Elas veem violência, elas querem violência: uma reação pavloviana e primitiva. Curioso novamente. Os “especialistas” ignoram, ou propositadamente esquecem, que o mundo pré-televisivo era incomparavelmente mais violento do que o mundo pós-televisivo e anestesiado de hoje. Leiam história. Ou perguntem aos vossos bisavós. Feito o diagnóstico, vêm as soluções: proibir as armas; proibir a violência nos filmes, nos jogos e, de preferência, no mundo inteiro; espalhar exércitos de psicólogos nas escolas, dispostos a acompanhar e a vigiar a saúde mental das crianças. Ao mínimo sinal de alarme, internamento com elas!

Aconteceu novamente: não nos Estados Unidos, essa pátria de imoralidade sem fim. Mas na Alemanha, país europeu com legislação rigorosa sobre a compra e posse de armas. Um jovem criminoso, Tim Kretschmer, entrou na escola e foi matando. Saldo: 15 mortos. Minto: 16. Tim foi o último da contagem, por suas próprias mãos. Nas horas posteriores, todos os clichês sobre “massacres escolares” voltaram a ser ouvidos: as armas; o cinema; os jogos; o Mickey.

Longe de mim perturbar a sabedoria dos “especialistas”. Mas posso contar uma história nunca contada que o jornalista Phil Valentine relembrou recentemente em obra sobre o assunto? Era uma vez nos Estados Unidos. Mais propriamente em Pearl, cidade do Mississippi, corria 1997. Um jovem de 16 anos, Luke Woodham, entrou na escola local com uma arma. Matou dois estudantes, feriu sete. Posso contar outra história?

Era uma vez nos Estados Unidos. Mais propriamente em Edinboro, cidade da Pensilvânia, corria 1998. Um jovem de 14 anos, Andrew Jerome Wurst, entrou na escola local com uma arma. Matou um professor e feriu mais três pessoas. Não quero abusar. Mas posso contar mais uma? Era uma vez no mesmo país. Mais propriamente em universidade da Virginia, corria 2002. Um antigo estudante de 43 anos, Peter Odighizuwa, entrou na faculdade com uma arma. Matou três pessoas e feriu outras três.

E vocês sabem por que motivo esses episódios nunca foram narrados na mídia tradicional com a intensidade dedicada à infame escola de Columbine? Porque eles tiveram final “feliz”. Ou infeliz, dependendo da perspectiva: apesar dos mortos envolvidos, os massacres poderiam ter sido incomparavelmente maiores. Não foram. E não foram porque os criminosos acabaram sendo imobilizados a tempo por pessoas com armas: funcionários ou professores.

A moral dessas histórias não é simpática. Mas quem disse que o mundo era simpático? Jovens alienados continuarão a entrar nas escolas de todo o mundo, dispostos a cometer o impensável e a horrorizar as nossas sociedades. Essa fatalidade não se explica pelas armas, pelos filmes, pelos jogos; mas, repito, porque existem jovens alienados dispostos a cometer o impensável e a horrorizar as nossas sociedades.

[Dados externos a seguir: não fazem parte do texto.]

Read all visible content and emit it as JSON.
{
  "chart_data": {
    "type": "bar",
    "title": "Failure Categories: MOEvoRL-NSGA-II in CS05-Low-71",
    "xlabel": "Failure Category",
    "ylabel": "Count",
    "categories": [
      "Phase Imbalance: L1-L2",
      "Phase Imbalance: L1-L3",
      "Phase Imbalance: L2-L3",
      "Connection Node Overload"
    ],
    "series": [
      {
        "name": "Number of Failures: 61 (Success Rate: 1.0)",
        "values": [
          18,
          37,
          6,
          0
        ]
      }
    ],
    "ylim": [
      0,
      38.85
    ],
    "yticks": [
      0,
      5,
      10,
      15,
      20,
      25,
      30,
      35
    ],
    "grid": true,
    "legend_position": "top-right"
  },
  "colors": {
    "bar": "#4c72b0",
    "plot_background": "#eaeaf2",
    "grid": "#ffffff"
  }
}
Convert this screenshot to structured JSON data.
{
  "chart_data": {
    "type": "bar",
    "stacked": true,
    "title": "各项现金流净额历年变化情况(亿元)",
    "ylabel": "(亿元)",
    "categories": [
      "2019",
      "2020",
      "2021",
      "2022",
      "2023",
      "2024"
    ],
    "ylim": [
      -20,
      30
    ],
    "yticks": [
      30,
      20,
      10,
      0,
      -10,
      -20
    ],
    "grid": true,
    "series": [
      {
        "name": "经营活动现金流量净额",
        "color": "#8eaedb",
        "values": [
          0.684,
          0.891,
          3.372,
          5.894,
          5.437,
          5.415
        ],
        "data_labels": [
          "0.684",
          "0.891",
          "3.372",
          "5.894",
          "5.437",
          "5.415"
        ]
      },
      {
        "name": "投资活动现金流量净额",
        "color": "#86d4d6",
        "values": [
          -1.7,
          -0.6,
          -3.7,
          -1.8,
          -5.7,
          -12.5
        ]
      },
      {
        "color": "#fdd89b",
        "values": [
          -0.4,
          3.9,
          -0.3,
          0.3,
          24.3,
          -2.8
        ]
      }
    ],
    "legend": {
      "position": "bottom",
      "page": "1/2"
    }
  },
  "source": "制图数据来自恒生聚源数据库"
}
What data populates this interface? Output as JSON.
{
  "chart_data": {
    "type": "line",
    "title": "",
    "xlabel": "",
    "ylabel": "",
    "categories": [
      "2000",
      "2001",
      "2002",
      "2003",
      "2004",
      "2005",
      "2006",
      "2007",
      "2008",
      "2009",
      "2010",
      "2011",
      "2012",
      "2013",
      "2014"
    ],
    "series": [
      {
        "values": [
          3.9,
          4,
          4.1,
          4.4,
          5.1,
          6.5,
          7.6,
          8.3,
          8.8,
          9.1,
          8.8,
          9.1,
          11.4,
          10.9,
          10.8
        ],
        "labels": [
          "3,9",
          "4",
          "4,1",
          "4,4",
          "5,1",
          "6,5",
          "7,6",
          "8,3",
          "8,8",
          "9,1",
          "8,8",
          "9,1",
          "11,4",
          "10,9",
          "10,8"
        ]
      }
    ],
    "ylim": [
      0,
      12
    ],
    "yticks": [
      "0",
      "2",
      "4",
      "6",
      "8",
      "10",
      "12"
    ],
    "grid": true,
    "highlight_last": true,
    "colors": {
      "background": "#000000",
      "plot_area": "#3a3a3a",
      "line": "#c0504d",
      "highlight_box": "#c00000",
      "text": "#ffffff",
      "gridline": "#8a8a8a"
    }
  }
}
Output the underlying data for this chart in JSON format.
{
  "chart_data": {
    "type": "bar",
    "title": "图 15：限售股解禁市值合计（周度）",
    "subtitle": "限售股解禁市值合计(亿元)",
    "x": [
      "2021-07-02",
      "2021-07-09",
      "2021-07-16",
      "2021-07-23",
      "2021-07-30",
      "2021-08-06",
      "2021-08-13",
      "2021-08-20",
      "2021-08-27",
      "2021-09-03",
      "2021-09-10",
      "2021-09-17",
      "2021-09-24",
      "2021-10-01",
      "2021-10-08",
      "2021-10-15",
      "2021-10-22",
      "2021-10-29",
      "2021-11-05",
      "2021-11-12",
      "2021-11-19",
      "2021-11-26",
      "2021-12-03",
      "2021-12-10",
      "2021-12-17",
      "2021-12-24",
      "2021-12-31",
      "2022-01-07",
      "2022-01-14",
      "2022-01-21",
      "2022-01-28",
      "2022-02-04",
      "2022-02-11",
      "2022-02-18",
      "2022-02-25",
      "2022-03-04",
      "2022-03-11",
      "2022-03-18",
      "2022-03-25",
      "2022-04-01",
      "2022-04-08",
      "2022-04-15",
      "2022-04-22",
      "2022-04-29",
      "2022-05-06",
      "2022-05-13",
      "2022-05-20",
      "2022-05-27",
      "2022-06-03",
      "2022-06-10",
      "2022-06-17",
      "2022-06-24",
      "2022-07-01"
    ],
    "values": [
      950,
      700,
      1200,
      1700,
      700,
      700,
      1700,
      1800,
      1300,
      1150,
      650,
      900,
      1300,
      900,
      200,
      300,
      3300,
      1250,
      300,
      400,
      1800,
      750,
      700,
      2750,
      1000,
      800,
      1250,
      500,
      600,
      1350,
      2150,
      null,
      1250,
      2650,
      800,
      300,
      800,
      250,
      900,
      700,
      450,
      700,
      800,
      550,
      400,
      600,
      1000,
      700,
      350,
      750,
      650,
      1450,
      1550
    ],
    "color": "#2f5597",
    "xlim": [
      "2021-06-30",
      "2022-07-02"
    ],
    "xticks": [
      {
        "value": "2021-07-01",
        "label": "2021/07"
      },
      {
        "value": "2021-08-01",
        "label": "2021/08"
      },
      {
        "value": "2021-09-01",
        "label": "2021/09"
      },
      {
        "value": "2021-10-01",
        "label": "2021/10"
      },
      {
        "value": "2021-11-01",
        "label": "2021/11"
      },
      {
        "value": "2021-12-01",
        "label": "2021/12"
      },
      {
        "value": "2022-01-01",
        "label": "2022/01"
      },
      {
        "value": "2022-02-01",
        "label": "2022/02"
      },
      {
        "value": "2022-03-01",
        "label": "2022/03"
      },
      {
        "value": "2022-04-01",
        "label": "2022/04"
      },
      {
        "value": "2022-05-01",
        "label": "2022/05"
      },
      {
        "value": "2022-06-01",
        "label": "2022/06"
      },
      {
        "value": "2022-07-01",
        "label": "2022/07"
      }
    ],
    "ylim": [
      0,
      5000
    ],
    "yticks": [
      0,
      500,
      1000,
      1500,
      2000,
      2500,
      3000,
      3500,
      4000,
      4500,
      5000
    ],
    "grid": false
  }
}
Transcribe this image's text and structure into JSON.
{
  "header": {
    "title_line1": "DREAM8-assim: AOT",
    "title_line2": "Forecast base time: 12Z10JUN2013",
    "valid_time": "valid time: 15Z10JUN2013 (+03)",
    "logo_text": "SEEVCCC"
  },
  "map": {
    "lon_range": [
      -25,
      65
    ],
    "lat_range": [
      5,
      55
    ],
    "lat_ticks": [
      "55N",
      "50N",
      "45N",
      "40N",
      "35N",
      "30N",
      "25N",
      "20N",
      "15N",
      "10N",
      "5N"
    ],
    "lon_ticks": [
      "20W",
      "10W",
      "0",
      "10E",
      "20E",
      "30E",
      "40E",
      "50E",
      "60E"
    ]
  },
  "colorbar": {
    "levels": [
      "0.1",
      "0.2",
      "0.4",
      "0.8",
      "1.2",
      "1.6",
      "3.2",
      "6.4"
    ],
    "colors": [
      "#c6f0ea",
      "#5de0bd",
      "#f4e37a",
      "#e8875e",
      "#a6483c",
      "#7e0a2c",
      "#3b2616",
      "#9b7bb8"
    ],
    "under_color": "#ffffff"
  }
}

A única forma de proteger as escolas não está em desarmá-las perante um agressor desse tipo. Está em permitir que exista em cada uma delas alguém -um professor, um funcionário, um diretor, na impossibilidade de um policial permanente- que possa parar uma arma com outra arma. O resto são filosofias românticas e vagas: filosofias que servem de pouco quando o criminoso tem um revólver, e os inocentes, não.